Challenges we ran into

  • The "Hallucination" Problem: Getting an LLM to output valid JSON that compiles into a working application is notoriously difficult. Early versions would invent non-existent components like super_cool_rocket. We solved this by implementing the strict Two-Stage Prompting pipeline and a rigorous schema validation layer that forces the AI to "think" before it codes.
  • Animation Synchronization: Orchestrating a script so that the visual of a "swapped array element" happens exactly when the text explains it was a nightmare of timing. We had to build a deterministic event system where the AI predicts the timestamp of every action.
  • Complex Physics in JSON: Representing dynamic physics (like orbital trajectories) in a static JSON format was tricky. We had to abstract the physics into "Primitives" where the AI only configures the parameters (gravity constant, initial velocity) rather than writing the math logic itself.

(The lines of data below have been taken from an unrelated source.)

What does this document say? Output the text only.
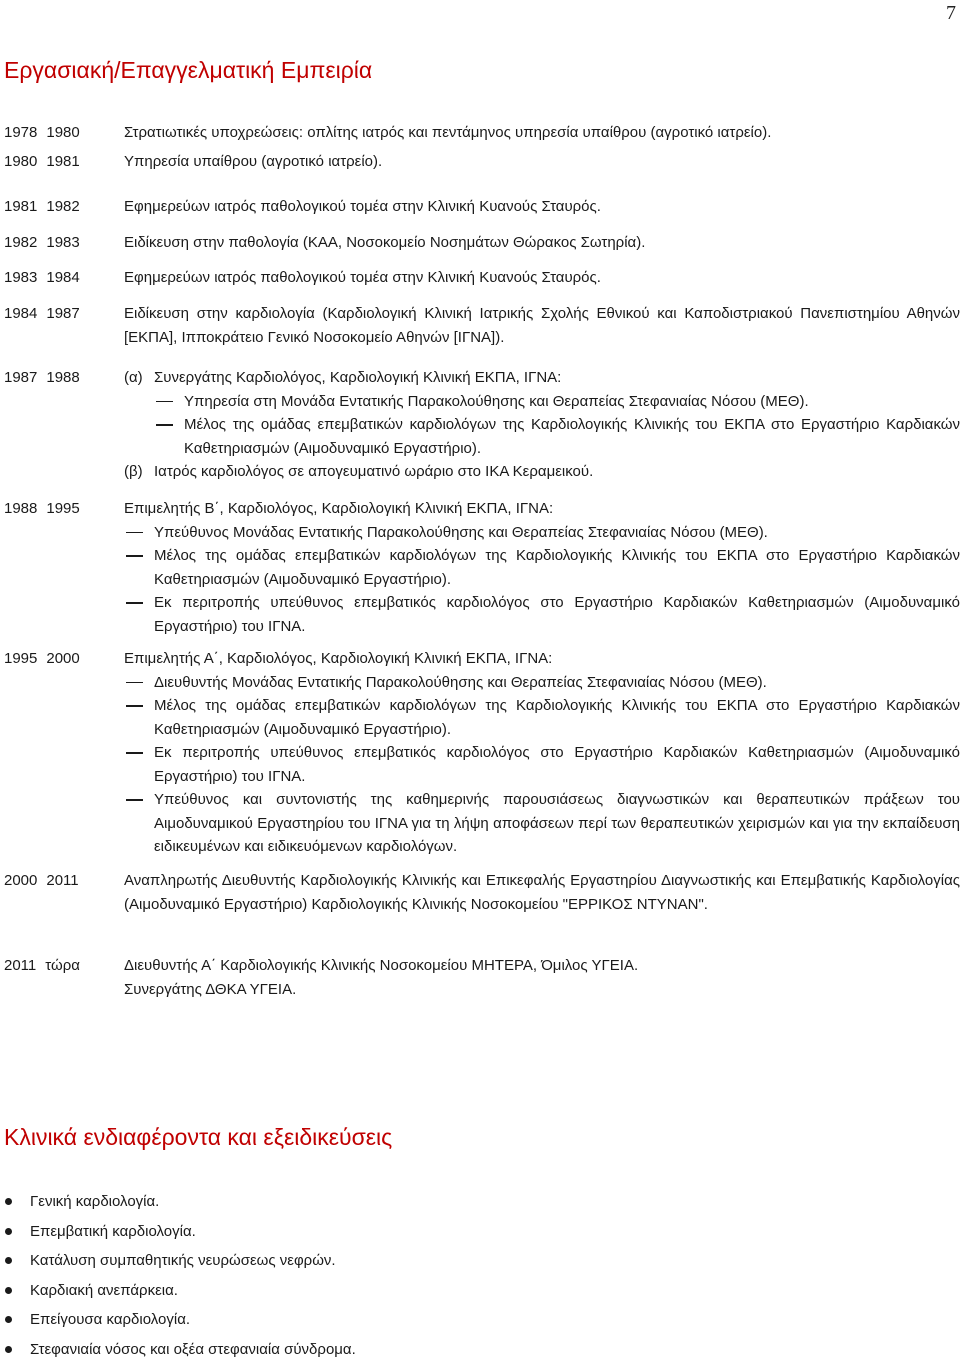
7
Εργασιακή/Επαγγελματική Εμπειρία
1978 1980	Στρατιωτικές υποχρεώσεις: οπλίτης ιατρός και πεντάμηνος υπηρεσία υπαίθρου (αγροτικό ιατρείο).
1980 1981	Υπηρεσία υπαίθρου (αγροτικό ιατρείο).
1981 1982	Εφημερεύων ιατρός παθολογικού τομέα στην Κλινική Κυανούς Σταυρός.
1982 1983	Ειδίκευση στην παθολογία (ΚΑΑ, Νοσοκομείο Νοσημάτων Θώρακος Σωτηρία).
1983 1984	Εφημερεύων ιατρός παθολογικού τομέα στην Κλινική Κυανούς Σταυρός.
1984 1987	Ειδίκευση στην καρδιολογία (Καρδιολογική Κλινική Ιατρικής Σχολής Εθνικού και Καποδιστριακού Πανεπιστημίου Αθηνών [ΕΚΠΑ], Ιπποκράτειο Γενικό Νοσοκομείο Αθηνών [ΙΓΝΑ]).
1987 1988	(α) Συνεργάτης Καρδιολόγος, Καρδιολογική Κλινική ΕΚΠΑ, ΙΓΝΑ:
Υπηρεσία στη Μονάδα Εντατικής Παρακολούθησης και Θεραπείας Στεφανιαίας Νόσου (ΜΕΘ).
Μέλος της ομάδας επεμβατικών καρδιολόγων της Καρδιολογικής Κλινικής του ΕΚΠΑ στο Εργαστήριο Καρδιακών Καθετηριασμών (Αιμοδυναμικό Εργαστήριο).
(β) Ιατρός καρδιολόγος σε απογευματινό ωράριο στο ΙΚΑ Κεραμεικού.
1988 1995	Επιμελητής Β΄, Καρδιολόγος, Καρδιολογική Κλινική ΕΚΠΑ, ΙΓΝΑ:
Υπεύθυνος Μονάδας Εντατικής Παρακολούθησης και Θεραπείας Στεφανιαίας Νόσου (ΜΕΘ).
Μέλος της ομάδας επεμβατικών καρδιολόγων της Καρδιολογικής Κλινικής του ΕΚΠΑ στο Εργαστήριο Καρδιακών Καθετηριασμών (Αιμοδυναμικό Εργαστήριο).
Εκ περιτροπής υπεύθυνος επεμβατικός καρδιολόγος στο Εργαστήριο Καρδιακών Καθετηριασμών (Αιμοδυναμικό Εργαστήριο) του ΙΓΝΑ.
1995 2000	Επιμελητής Α΄, Καρδιολόγος, Καρδιολογική Κλινική ΕΚΠΑ, ΙΓΝΑ:
Διευθυντής Μονάδας Εντατικής Παρακολούθησης και Θεραπείας Στεφανιαίας Νόσου (ΜΕΘ).
Μέλος της ομάδας επεμβατικών καρδιολόγων της Καρδιολογικής Κλινικής του ΕΚΠΑ στο Εργαστήριο Καρδιακών Καθετηριασμών (Αιμοδυναμικό Εργαστήριο).
Εκ περιτροπής υπεύθυνος επεμβατικός καρδιολόγος στο Εργαστήριο Καρδιακών Καθετηριασμών (Αιμοδυναμικό Εργαστήριο) του ΙΓΝΑ.
Υπεύθυνος και συντονιστής της καθημερινής παρουσιάσεως διαγνωστικών και θεραπευτικών πράξεων του Αιμοδυναμικού Εργαστηρίου του ΙΓΝΑ για τη λήψη αποφάσεων περί των θεραπευτικών χειρισμών και για την εκπαίδευση ειδικευμένων και ειδικευόμενων καρδιολόγων.
2000 2011	Αναπληρωτής Διευθυντής Καρδιολογικής Κλινικής και Επικεφαλής Εργαστηρίου Διαγνωστικής και Επεμβατικής Καρδιολογίας (Αιμοδυναμικό Εργαστήριο) Καρδιολογικής Κλινικής Νοσοκομείου "ΕΡΡΙΚΟΣ ΝΤΥΝΑΝ".
2011 τώρα	Διευθυντής Α΄ Καρδιολογικής Κλινικής Νοσοκομείου ΜΗΤΕΡΑ, Όμιλος ΥΓΕΙΑ.
Συνεργάτης ΔΘΚΑ ΥΓΕΙΑ.
Κλινικά ενδιαφέροντα και εξειδικεύσεις
Γενική καρδιολογία.
Επεμβατική καρδιολογία.
Κατάλυση συμπαθητικής νευρώσεως νεφρών.
Καρδιακή ανεπάρκεια.
Επείγουσα καρδιολογία.
Στεφανιαία νόσος και οξέα στεφανιαία σύνδρομα.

Accomplishments that we're proud of

  • The "Cooking" Experience: We managed to make the generation process feel magical. The transition from a text prompt to a living, breathing canvas feels like true sci-fi.
  • Diverse Domain Support: We aren't just doing math. Simify successfully handles Computer Science (sorting algos, BSTs), Physics (kinematics, springs), Calculus (integrals), and Logic Circuits (K-Maps) all within the same unified engine.
  • Custom Game Engine: Building an InfiniteCanvas with zoom/pan capabilities and an entity-component system in pure React was a heavy lift, but it results in a buttery smooth 60fps experience.

What we learned

  • LLMs as Architects: We learned that LLMs are much better at coding when you ask them to design first and implement second. Treating the model like a two-person team (Designer + Dev) drastically reduced errors.
  • Generative UI is the Future: We discovered that the most powerful interface isn't one we build, but one the AI builds for us.

What's next for Simify

  • User Interaction: Allowing the user to grab the "Gravity" slider mid-simulation and derail the lesson to see what happens.
  • More Primitives: expanding our library to include Chemistry (molecule bonding) and Biology (cellular mitosis).
  • Teacher Mode: allowing educators to "edit" the generated JSON to fine-tune lessons for their classes.